Plots of t-SNE and UMAP projections generated from the pooled scRNA-seq data of GM12878, GM18502, and the mixture samples. Separate panels are used to show cells labeled and colored differentially according to their cell line name and cell cycle state.

For both GM12878 and GM18502, we conducted correlation analyses to validate our scRNA-seq expression data using bulk RNA-seq expression information as a reference. We first compared gene expression measured using scRNA-seq and bulk RNA-seq in the same LCL, GM12878 or GM18502. We also compared gene expression measured using scRNA-seq in GM12878 (and GM18502) with the average gene expression in corresponding population CEU (and YRI). We found that in all cases the correlations are highly significant and strong with Spearman correlation coefficients (SCCs) of 0.78, 0.58, 0.76, and 0.77, respectively (Fig. 5). Thus, when scRNA-seq data are pooled across cells, genes’ expression levels are largely recapitulated as they were measured using bulk RNA-seq. These results further support the quality of our scRNA-seq dataset. We note that the SCC (0.58) between GM18502 scRNA-seq and GM18502 bulk RNA-seq is lower than that (0.78) between GM12878 scRNA-seq and GM12878 bulk RNA-seq.

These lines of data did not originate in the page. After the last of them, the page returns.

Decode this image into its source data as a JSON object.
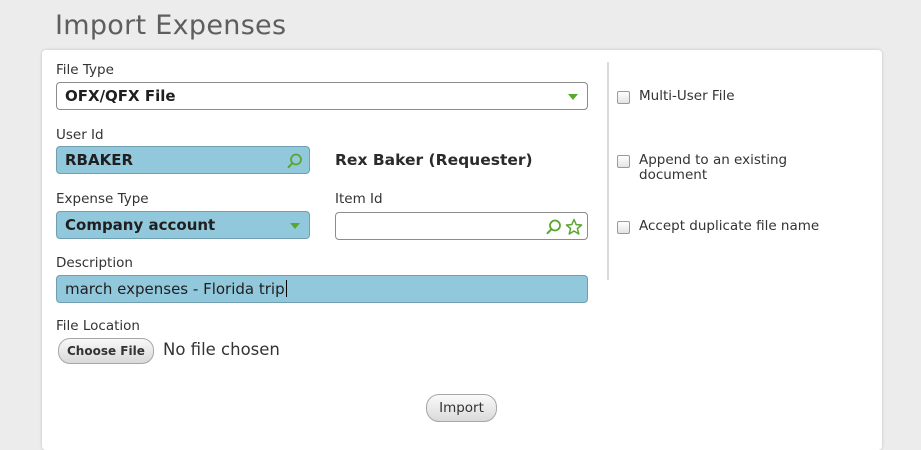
{
  "page": {
    "title": "Import Expenses"
  },
  "form": {
    "file_type": {
      "label": "File Type",
      "value": "OFX/QFX File"
    },
    "user_id": {
      "label": "User Id",
      "value": "RBAKER",
      "resolved_name": "Rex Baker (Requester)"
    },
    "expense_type": {
      "label": "Expense Type",
      "value": "Company account"
    },
    "item_id": {
      "label": "Item Id",
      "value": ""
    },
    "description": {
      "label": "Description",
      "value": "march expenses - Florida trip"
    },
    "file_location": {
      "label": "File Location",
      "choose_label": "Choose File",
      "status": "No file chosen"
    },
    "import_label": "Import"
  },
  "options": [
    {
      "label": "Multi-User File",
      "checked": false
    },
    {
      "label": "Append to an existing document",
      "checked": false
    },
    {
      "label": "Accept duplicate file name",
      "checked": false
    }
  ],
  "colors": {
    "highlight": "#92c8dc",
    "accent_green": "#5aa62e",
    "panel": "#ffffff",
    "background": "#ececec"
  },
  "icons": [
    "search-icon",
    "star-icon",
    "chevron-down-icon"
  ]
}
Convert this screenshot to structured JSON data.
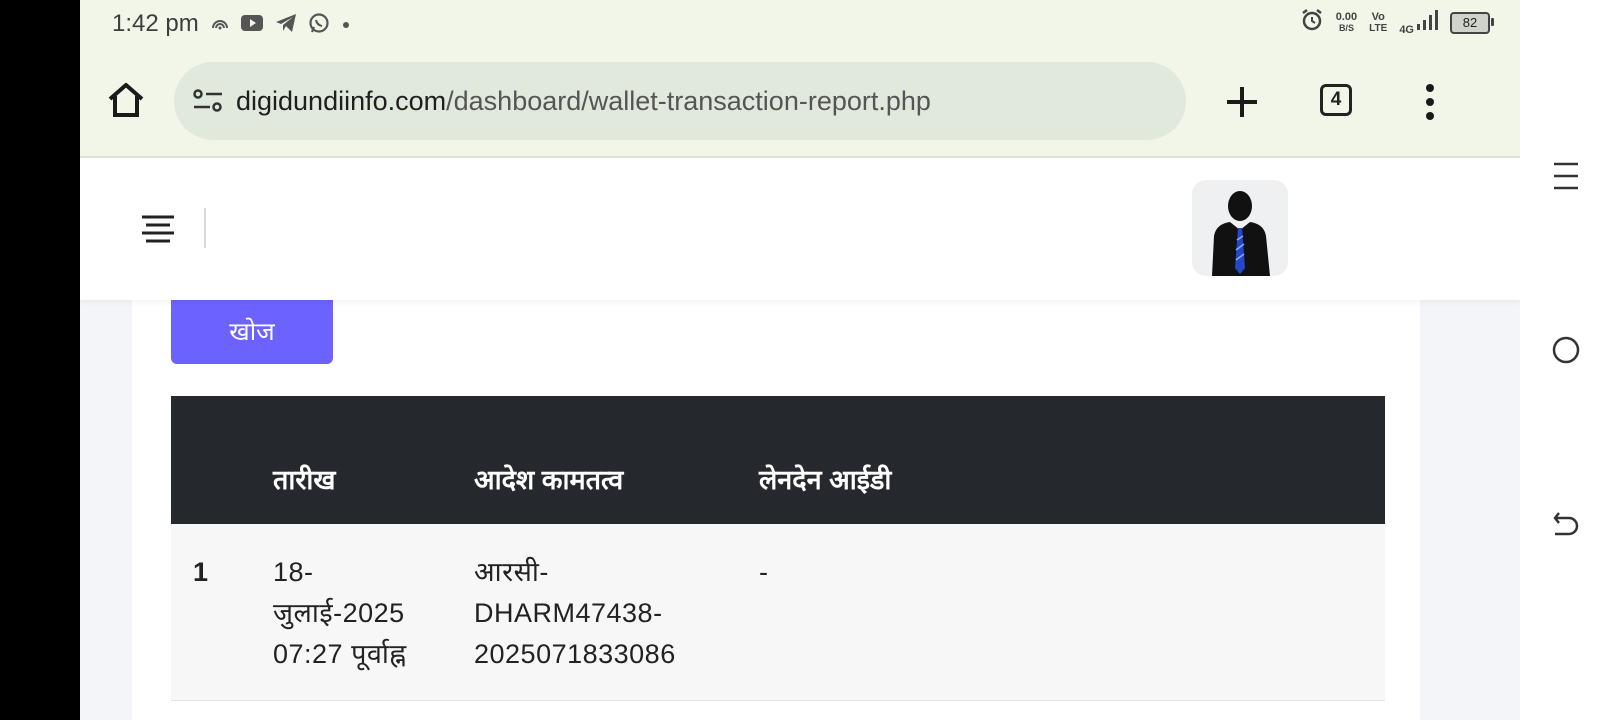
{
  "status_bar": {
    "time": "1:42 pm",
    "net_speed_value": "0.00",
    "net_speed_unit": "B/S",
    "volte_top": "Vo",
    "volte_bottom": "LTE",
    "network_type": "4G",
    "battery": "82"
  },
  "browser": {
    "url_domain": "digidundiinfo.com",
    "url_path": "/dashboard/wallet-transaction-report.php",
    "tab_count": "4"
  },
  "search_button_label": "खोज",
  "table": {
    "headers": [
      "तारीख",
      "आदेश कामतत्व",
      "लेनदेन आईडी"
    ],
    "rows": [
      {
        "index": "1",
        "date_line1": "18-",
        "date_line2": "जुलाई-2025",
        "date_line3": "07:27 पूर्वाह्न",
        "order_line1": "आरसी-",
        "order_line2": "DHARM47438-",
        "order_line3": "2025071833086",
        "transaction_id": "-"
      }
    ]
  },
  "icons": {
    "header_menu": "hamburger-icon",
    "avatar": "user-avatar",
    "nav": [
      "recent-apps-icon",
      "home-circle-icon",
      "back-icon"
    ]
  },
  "colors": {
    "accent": "#6c63ff",
    "table_header_bg": "#25282c",
    "browser_bar_bg": "#f1f6e9"
  }
}
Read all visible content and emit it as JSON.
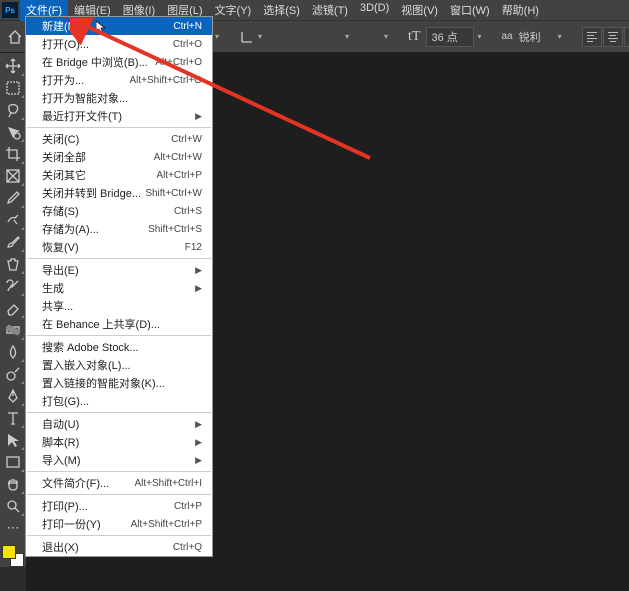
{
  "menubar": {
    "items": [
      {
        "label": "文件(F)",
        "active": true
      },
      {
        "label": "编辑(E)"
      },
      {
        "label": "图像(I)"
      },
      {
        "label": "图层(L)"
      },
      {
        "label": "文字(Y)"
      },
      {
        "label": "选择(S)"
      },
      {
        "label": "滤镜(T)"
      },
      {
        "label": "3D(D)"
      },
      {
        "label": "视图(V)"
      },
      {
        "label": "窗口(W)"
      },
      {
        "label": "帮助(H)"
      }
    ]
  },
  "optionsbar": {
    "font_size_value": "36 点",
    "aa_icon": "aa",
    "aa_label": "锐利"
  },
  "file_menu": {
    "groups": [
      [
        {
          "label": "新建(N)",
          "shortcut": "Ctrl+N",
          "highlight": true
        },
        {
          "label": "打开(O)...",
          "shortcut": "Ctrl+O"
        },
        {
          "label": "在 Bridge 中浏览(B)...",
          "shortcut": "Alt+Ctrl+O"
        },
        {
          "label": "打开为...",
          "shortcut": "Alt+Shift+Ctrl+O"
        },
        {
          "label": "打开为智能对象..."
        },
        {
          "label": "最近打开文件(T)",
          "submenu": true
        }
      ],
      [
        {
          "label": "关闭(C)",
          "shortcut": "Ctrl+W"
        },
        {
          "label": "关闭全部",
          "shortcut": "Alt+Ctrl+W"
        },
        {
          "label": "关闭其它",
          "shortcut": "Alt+Ctrl+P"
        },
        {
          "label": "关闭并转到 Bridge...",
          "shortcut": "Shift+Ctrl+W"
        },
        {
          "label": "存储(S)",
          "shortcut": "Ctrl+S"
        },
        {
          "label": "存储为(A)...",
          "shortcut": "Shift+Ctrl+S"
        },
        {
          "label": "恢复(V)",
          "shortcut": "F12"
        }
      ],
      [
        {
          "label": "导出(E)",
          "submenu": true
        },
        {
          "label": "生成",
          "submenu": true
        },
        {
          "label": "共享..."
        },
        {
          "label": "在 Behance 上共享(D)..."
        }
      ],
      [
        {
          "label": "搜索 Adobe Stock..."
        },
        {
          "label": "置入嵌入对象(L)..."
        },
        {
          "label": "置入链接的智能对象(K)..."
        },
        {
          "label": "打包(G)..."
        }
      ],
      [
        {
          "label": "自动(U)",
          "submenu": true
        },
        {
          "label": "脚本(R)",
          "submenu": true
        },
        {
          "label": "导入(M)",
          "submenu": true
        }
      ],
      [
        {
          "label": "文件简介(F)...",
          "shortcut": "Alt+Shift+Ctrl+I"
        }
      ],
      [
        {
          "label": "打印(P)...",
          "shortcut": "Ctrl+P"
        },
        {
          "label": "打印一份(Y)",
          "shortcut": "Alt+Shift+Ctrl+P"
        }
      ],
      [
        {
          "label": "退出(X)",
          "shortcut": "Ctrl+Q"
        }
      ]
    ]
  },
  "tools": [
    "move",
    "marquee",
    "lasso",
    "quick-select",
    "crop",
    "frame",
    "eyedropper",
    "spot-heal",
    "brush",
    "clone",
    "history-brush",
    "eraser",
    "gradient",
    "blur",
    "dodge",
    "pen",
    "type",
    "path-select",
    "rectangle",
    "hand",
    "zoom"
  ]
}
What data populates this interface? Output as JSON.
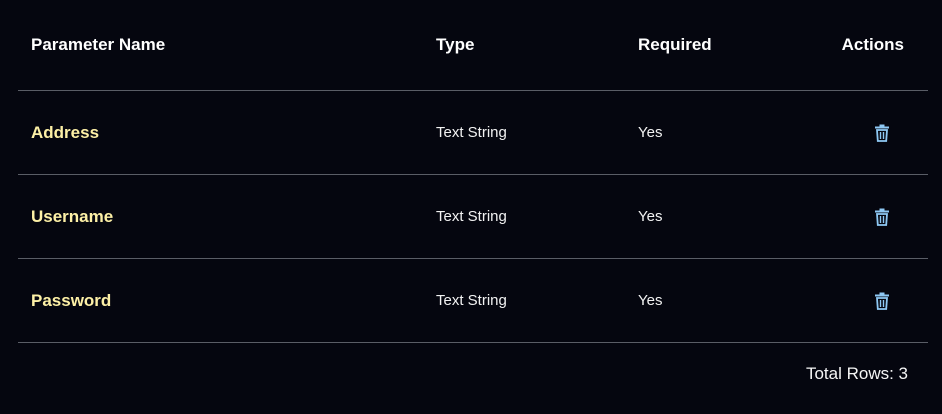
{
  "columns": {
    "name": "Parameter Name",
    "type": "Type",
    "required": "Required",
    "actions": "Actions"
  },
  "rows": [
    {
      "name": "Address",
      "type": "Text String",
      "required": "Yes",
      "action_icon": "trash-icon"
    },
    {
      "name": "Username",
      "type": "Text String",
      "required": "Yes",
      "action_icon": "trash-icon"
    },
    {
      "name": "Password",
      "type": "Text String",
      "required": "Yes",
      "action_icon": "trash-icon"
    }
  ],
  "footer": {
    "total_rows": "Total Rows: 3"
  },
  "colors": {
    "background": "#05060f",
    "param_name": "#fdf0a6",
    "divider": "#5a5d66",
    "icon": "#8ec8f4"
  }
}
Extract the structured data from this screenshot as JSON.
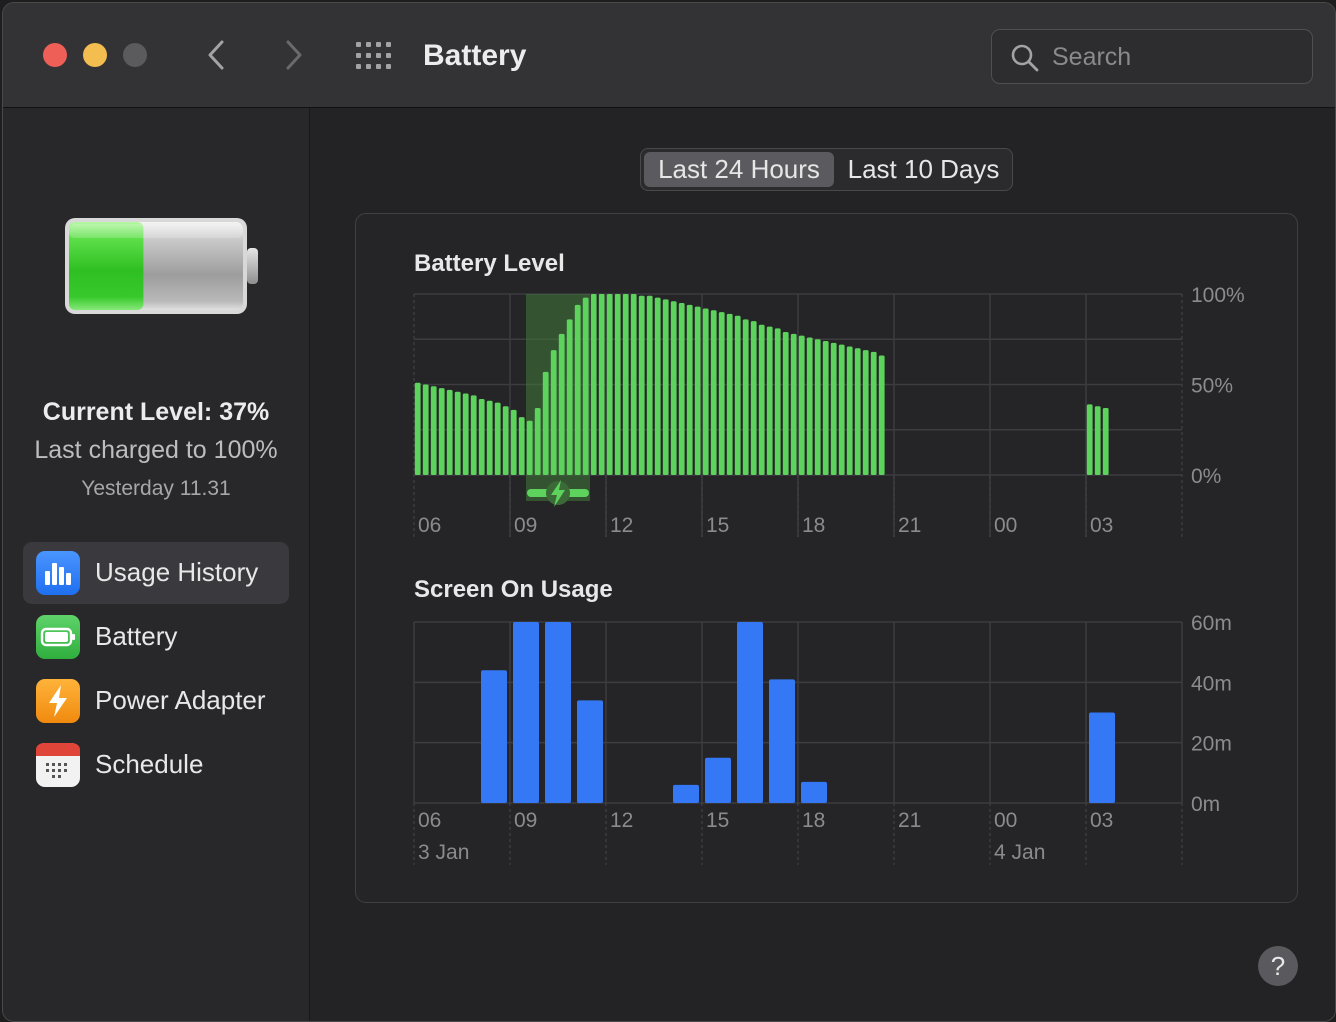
{
  "window": {
    "title": "Battery",
    "search_placeholder": "Search",
    "traffic_lights": {
      "close": "#ed5f57",
      "minimize": "#f4bd4f",
      "maximize": "#5b5b5e"
    },
    "nav_icons": [
      "chevron-left-icon",
      "chevron-right-icon",
      "grid-icon"
    ]
  },
  "sidebar": {
    "battery_fill_fraction": 0.37,
    "current_level": "Current Level: 37%",
    "last_charged": "Last charged to 100%",
    "charged_time": "Yesterday 11.31",
    "items": [
      {
        "label": "Usage History",
        "icon": "usage-history-icon",
        "selected": true,
        "color": "#2f7cf6"
      },
      {
        "label": "Battery",
        "icon": "battery-icon",
        "selected": false,
        "color": "#34c759"
      },
      {
        "label": "Power Adapter",
        "icon": "power-adapter-icon",
        "selected": false,
        "color": "#f59e0b"
      },
      {
        "label": "Schedule",
        "icon": "calendar-icon",
        "selected": false,
        "color": "#e5e5e5"
      }
    ]
  },
  "tabs": [
    {
      "label": "Last 24 Hours",
      "active": true
    },
    {
      "label": "Last 10 Days",
      "active": false
    }
  ],
  "help_label": "?",
  "chart_data": [
    {
      "type": "bar",
      "title": "Battery Level",
      "color": "#5dd35d",
      "x_ticks": [
        "06",
        "09",
        "12",
        "15",
        "18",
        "21",
        "00",
        "03"
      ],
      "y_ticks": [
        "100%",
        "50%",
        "0%"
      ],
      "ylim": [
        0,
        100
      ],
      "unit": "%",
      "charging_interval": {
        "start_index": 14,
        "end_index": 21
      },
      "bars": [
        {
          "i": 0,
          "v": 51
        },
        {
          "i": 1,
          "v": 50
        },
        {
          "i": 2,
          "v": 49
        },
        {
          "i": 3,
          "v": 48
        },
        {
          "i": 4,
          "v": 47
        },
        {
          "i": 5,
          "v": 46
        },
        {
          "i": 6,
          "v": 45
        },
        {
          "i": 7,
          "v": 44
        },
        {
          "i": 8,
          "v": 42
        },
        {
          "i": 9,
          "v": 41
        },
        {
          "i": 10,
          "v": 40
        },
        {
          "i": 11,
          "v": 38
        },
        {
          "i": 12,
          "v": 36
        },
        {
          "i": 13,
          "v": 32
        },
        {
          "i": 14,
          "v": 30
        },
        {
          "i": 15,
          "v": 37
        },
        {
          "i": 16,
          "v": 57
        },
        {
          "i": 17,
          "v": 69
        },
        {
          "i": 18,
          "v": 78
        },
        {
          "i": 19,
          "v": 86
        },
        {
          "i": 20,
          "v": 94
        },
        {
          "i": 21,
          "v": 98
        },
        {
          "i": 22,
          "v": 100
        },
        {
          "i": 23,
          "v": 100
        },
        {
          "i": 24,
          "v": 100
        },
        {
          "i": 25,
          "v": 100
        },
        {
          "i": 26,
          "v": 100
        },
        {
          "i": 27,
          "v": 100
        },
        {
          "i": 28,
          "v": 99
        },
        {
          "i": 29,
          "v": 99
        },
        {
          "i": 30,
          "v": 98
        },
        {
          "i": 31,
          "v": 97
        },
        {
          "i": 32,
          "v": 96
        },
        {
          "i": 33,
          "v": 95
        },
        {
          "i": 34,
          "v": 94
        },
        {
          "i": 35,
          "v": 93
        },
        {
          "i": 36,
          "v": 92
        },
        {
          "i": 37,
          "v": 91
        },
        {
          "i": 38,
          "v": 90
        },
        {
          "i": 39,
          "v": 89
        },
        {
          "i": 40,
          "v": 88
        },
        {
          "i": 41,
          "v": 86
        },
        {
          "i": 42,
          "v": 85
        },
        {
          "i": 43,
          "v": 83
        },
        {
          "i": 44,
          "v": 82
        },
        {
          "i": 45,
          "v": 81
        },
        {
          "i": 46,
          "v": 79
        },
        {
          "i": 47,
          "v": 78
        },
        {
          "i": 48,
          "v": 77
        },
        {
          "i": 49,
          "v": 76
        },
        {
          "i": 50,
          "v": 75
        },
        {
          "i": 51,
          "v": 74
        },
        {
          "i": 52,
          "v": 73
        },
        {
          "i": 53,
          "v": 72
        },
        {
          "i": 54,
          "v": 71
        },
        {
          "i": 55,
          "v": 70
        },
        {
          "i": 56,
          "v": 69
        },
        {
          "i": 57,
          "v": 68
        },
        {
          "i": 58,
          "v": 66
        },
        {
          "i": 84,
          "v": 39
        },
        {
          "i": 85,
          "v": 38
        },
        {
          "i": 86,
          "v": 37
        }
      ]
    },
    {
      "type": "bar",
      "title": "Screen On Usage",
      "color": "#3478f6",
      "x_ticks": [
        "06",
        "09",
        "12",
        "15",
        "18",
        "21",
        "00",
        "03"
      ],
      "date_labels": [
        {
          "tick_index": 0,
          "label": "3 Jan"
        },
        {
          "tick_index": 6,
          "label": "4 Jan"
        }
      ],
      "y_ticks": [
        "60m",
        "40m",
        "20m",
        "0m"
      ],
      "ylim": [
        0,
        60
      ],
      "unit": "minutes",
      "bars": [
        {
          "hour": 2,
          "v": 44
        },
        {
          "hour": 3,
          "v": 60
        },
        {
          "hour": 4,
          "v": 60
        },
        {
          "hour": 5,
          "v": 34
        },
        {
          "hour": 8,
          "v": 6
        },
        {
          "hour": 9,
          "v": 15
        },
        {
          "hour": 10,
          "v": 60
        },
        {
          "hour": 11,
          "v": 41
        },
        {
          "hour": 12,
          "v": 7
        },
        {
          "hour": 21,
          "v": 30
        }
      ]
    }
  ]
}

This may be due to differences in cell population state at the time when GM18502 cells were harvested for scRNA-seq and bulk RNA-seq.

Fig. 5
figure 5

Gene expression correlations between single-cell sample, bulk-cell sample, and population average of bulk-cell samples. (a) Spearman’s correlation between the gene expressions profiles at the single-cell level and the bulk expression level (TPM) for GM12878 and GM18502. (b) Spearman’s correlation between the gene expressions profiles at the single-cell level for the GM12878 and GM18502 compared to the average bulk level expression (average TPM) for the available samples of CEU and YRI. Values are log-transformed, and each dot represents a gene. (c) PCA plot shows the similarity between the same samples’ gene expression profiles obtained using bulk RNA-seq and scRNA-seq.

As long-lasting supplies of cells containing genotypic and phenotypic information matching that of B-cell origins, LCLs have contributed significantly to biomedical research. We present a high-quality dataset of scRNA-seq from homogenous cell populations of two LCLs, including GM12878—one of the most popular reference cell lines. Our dataset provides information that can be used to quantify cell-to-cell variability in gene expression and study cellular states and associated gene expression changes. It also informs the analysis and comparison of gene expression at the single-cell level between European and African LCLs. The data from the mixture sample are a suitable resource for estimating the technical variability of scRNA-seq and can also be used to calibrate statistical methods for data normalization and batch effect correction.